Other ion thrusters use electromagnetic force to propel the ions, but the basic concepts are the same. Another variety creates a magnetic plasma field and exploits a difference in charge to shoot ionized gas out of a nozzle. Also of note are FEEP (Field Emission Electric Propulsion) thrusters, which shoot ionized droplets of liquid metal. They'll be used on the LISA Pathfinder mission to keep the craft stable in response to the minuscule force of sunlight pushing it ever so slightly away from its required position.
So, why are ion thrusters awesome in science-fiction? They make space travel cheaper, for one thing. If you're flying to the outer solar system or father, the chemical propellant needed for the trip would weigh a lot. Lifting all that fuel off of a planet's surface makes such missions prohibitively expensive. If you use ion thrusters for the long-distance part of the journey, all you need to carry is the chemical fuel that gets you in orbit and then a few tanks of xenon. The weight and money savings is huge.

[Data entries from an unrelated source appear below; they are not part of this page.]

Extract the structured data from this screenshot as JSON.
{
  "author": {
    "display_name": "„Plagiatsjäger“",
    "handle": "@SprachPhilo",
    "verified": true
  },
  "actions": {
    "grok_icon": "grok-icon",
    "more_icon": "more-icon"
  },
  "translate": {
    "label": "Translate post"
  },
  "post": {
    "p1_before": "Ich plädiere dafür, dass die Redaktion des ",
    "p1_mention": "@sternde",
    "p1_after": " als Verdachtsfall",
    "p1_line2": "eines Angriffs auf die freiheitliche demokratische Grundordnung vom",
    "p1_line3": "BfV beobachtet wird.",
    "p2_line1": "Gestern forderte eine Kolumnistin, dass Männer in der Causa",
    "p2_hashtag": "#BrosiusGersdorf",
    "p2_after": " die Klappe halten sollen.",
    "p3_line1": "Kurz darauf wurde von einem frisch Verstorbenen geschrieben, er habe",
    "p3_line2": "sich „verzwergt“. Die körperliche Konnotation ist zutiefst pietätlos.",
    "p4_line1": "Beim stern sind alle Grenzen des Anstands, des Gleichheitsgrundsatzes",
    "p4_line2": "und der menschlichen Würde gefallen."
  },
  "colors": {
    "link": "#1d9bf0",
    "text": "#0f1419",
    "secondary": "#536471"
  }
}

Over the long haul, ion thrusters are capable of producing much higher speeds than chemical rockets. Because of their high specific impulse, they continue to produce thrust for long periods, years or even decades. Since there's no friction in the vacuum of space, the thrust continually adds velocity. This kind of thrust is ideal for worldships or generation ships, massive vessels carrying entire communities that will live out their entire lives on board, creating new generations of travelers. If you can get the ship's speed up to .2 light speed (which becomes more of a structural issue than a thrust issue), you can reach a bunch of nearby stars within one or two generations.
Basically, if you're writing hard SF and you don't want to wave your hands and create some kind of magical faster-than-light travel technology, ion thrusters make space travel practical and can produce some of the fastest sub-light speeds theoretically possible. Just be sure to keep some chemical rockets around to use as brakes.